6 May 2003

The people's will: G-G must resign

More than three-quarters of the Australian electorate wants the Governor-General to quit amid growing pressure for his resignation from Federal Government members.

A Herald-AC Nielsen poll at the weekend found that 76 per cent of people believed Dr Peter Hollingworth should give up his $310,000-a-year job. Just 18 per cent believed he should tough out the scandal over his role in protecting a pedophile.

Even after the dismissal of the Whitlam government in 1975, only 40 per cent of voters wanted Sir John Kerr sacked as Governor-General.

The poll of 1400 people of voting age asked if Dr Hollingworth should resign, given the findings by an Anglican church inquiry that as archbishop of Brisbane, he allowed a priest guilty of child sex abuse to continue working.

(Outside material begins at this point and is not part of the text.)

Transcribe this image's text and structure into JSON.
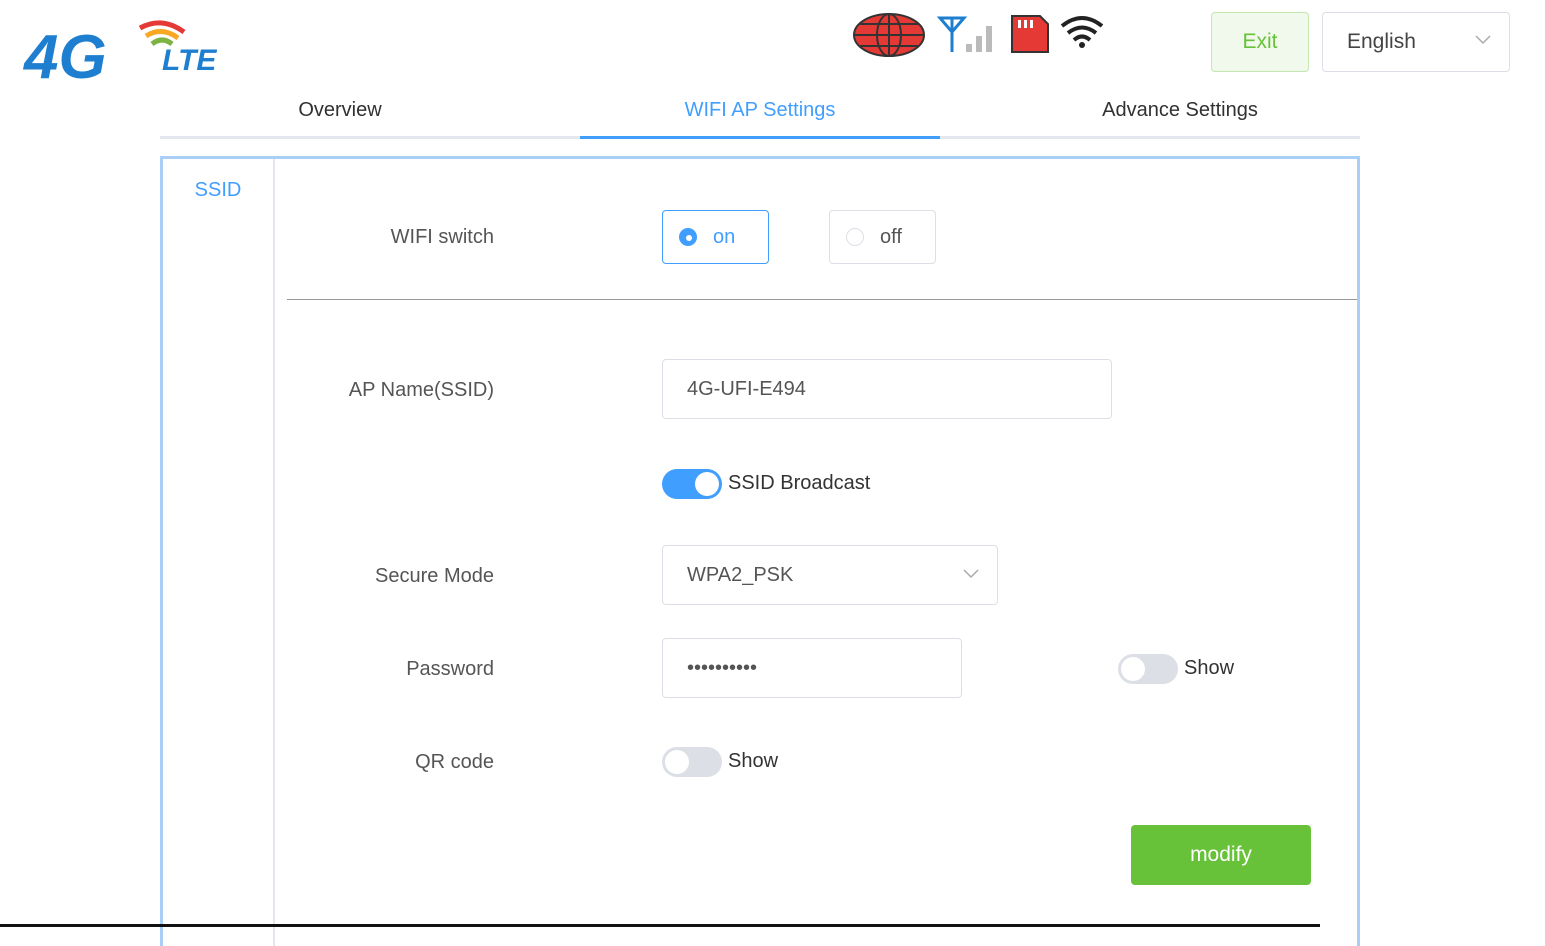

The Prime Minister, John Howard, who chose Dr Hollingworth for the job, yesterday continued to stand by him, saying there were no grounds to dismiss him, and refusing to be drawn on whether he should resign.

But for the second successive day, the Treasurer, Peter Costello, put public pressure on Dr Hollingworth to leave voluntarily. Both he and the deputy Prime Minister, John Anderson, have called for him to consider his position.

Late yesterday a spokesman for the Governor-General reconfirmed his determination to stay as fresh allegations emerged in Brisbane of Dr Hollingworth having ignored claims of the rape of a nine-year old boy by a church school teacher.

Mr Costello, while supporting Mr Howard's position that there were no grounds for sacking the Governor-General, noted that Dr Hollingworth "can at any stage go to the Prime Minister" and quit.

As well, the Minister for Small Business and Tourism, Joe Hockey, delivered the harshest assessment yet by a member of the Government, saying the evidence against Dr Hollingworth was "damning" and his behaviour indefensible.

"I can't defend Dr Peter Hollingworth for what he did as archbishop of Brisbane in that circumstance, and I think most people would find it difficult to do so," Mr Hockey said.

I suppose I should declare my hand and say I voted against the republic because I think an appointed presidency is a bad idea. All the same I cannot imagine that even the Howard republic could have produced the idiotic situation where the government is devoting time defending the likes of Hollingworth.

The governor-general must be above suspicion. This governor-general is not. John Howard needs to stop inventing constitutional conventions that you only need to be above suspicion while in office. The governor-general is a personal appointment of the prime minister. John Howard should show us some of that vaunted ticker he's so proud of.

And since he has so spectacularly messed up one appointment he should consult more widely when he appoints Holinngsworth's successor.